SED goes ahead with schemes for 16-18s
- The Scottish Education Department is going ahead with four schemes to boost educational opportunities for 16-18s, despite the Government not having published conclusive proposals following public comments to consultation that began in October 1979. They include post-16 courses for pupils of low ability who would benefit from a vocational emphasis, and closer co-operation between schools and FE colleges.
Maths should relate to life, says report
- Maths in schools should be more related to real-life situations, says the first report from the Education for the Industrial Society project, based on research by Miss Eleanor Howie, a maths teacher at Breadalbane Academy, Aberfeldy. In interviews with employers, common sense and ability to communicate were among qualities looked for in recruits.
Teachers told how to sell their skills
- At Strathclyde University, newly-qualified teachers listened to guidance about selling their skills to other markets if they were unable to get a job in schools. The conference took place after the General Teaching Council announced there would be only 87 jobs for 703 newly-qualified primary teachers and 991 posts for 1,684 secondary applicants.

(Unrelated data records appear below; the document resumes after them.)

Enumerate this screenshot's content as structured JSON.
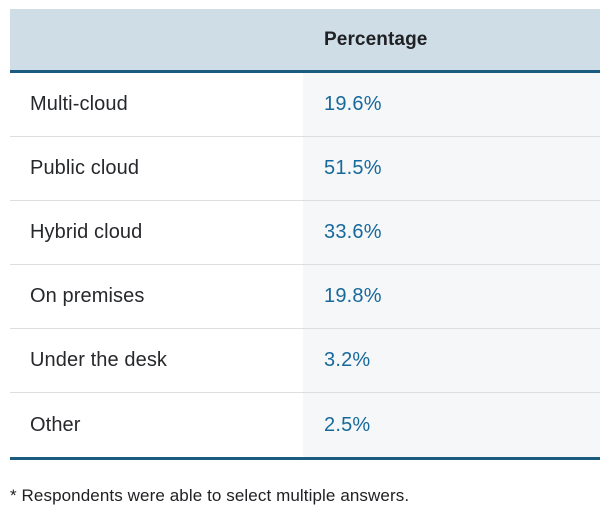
{
  "chart_data": {
    "type": "table",
    "categories": [
      "Multi-cloud",
      "Public cloud",
      "Hybrid cloud",
      "On premises",
      "Under the desk",
      "Other"
    ],
    "values": [
      19.6,
      51.5,
      33.6,
      19.8,
      3.2,
      2.5
    ],
    "title": "",
    "column_header": "Percentage",
    "footnote": "* Respondents were able to select multiple answers.",
    "legend_position": "none",
    "grid": false
  },
  "table": {
    "header": {
      "label_column": "",
      "value_column": "Percentage"
    },
    "rows": [
      {
        "label": "Multi-cloud",
        "value": "19.6%"
      },
      {
        "label": "Public cloud",
        "value": "51.5%"
      },
      {
        "label": "Hybrid cloud",
        "value": "33.6%"
      },
      {
        "label": "On premises",
        "value": "19.8%"
      },
      {
        "label": "Under the desk",
        "value": "3.2%"
      },
      {
        "label": "Other",
        "value": "2.5%"
      }
    ]
  },
  "footnote": "* Respondents were able to select multiple answers.",
  "colors": {
    "header_background": "#cedde6",
    "value_column_background": "#f5f7f8",
    "accent_border": "#1b5b80",
    "row_separator": "#dcdedf",
    "value_text": "#17699c",
    "label_text": "#26282b"
  }
}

Nationalist protesters await trial
- The school year in Estonia, the least populous and third-smallest of the 15 Soviet Union republics, is getting off to a gloomy start. About 10 senior pupils await trial for their part in nationalist unrest last autumn, and four or five are already serving sentences in labour camps. Three Haapsalu High pupils, long detained in Tallin jail, have been indicted for "malicious hooliganism", with a maximum five-year sentence.
Blacks invited to move in
- Residents of a mostly white neighbourhood in Denver, Colorado, are advertising in newspapers to persuade black families to move into their area. They want to achieve peaceful integration in order to avoid compulsory school desegregation and the resulting school bussing designed to attain an acceptable racial balance in schools.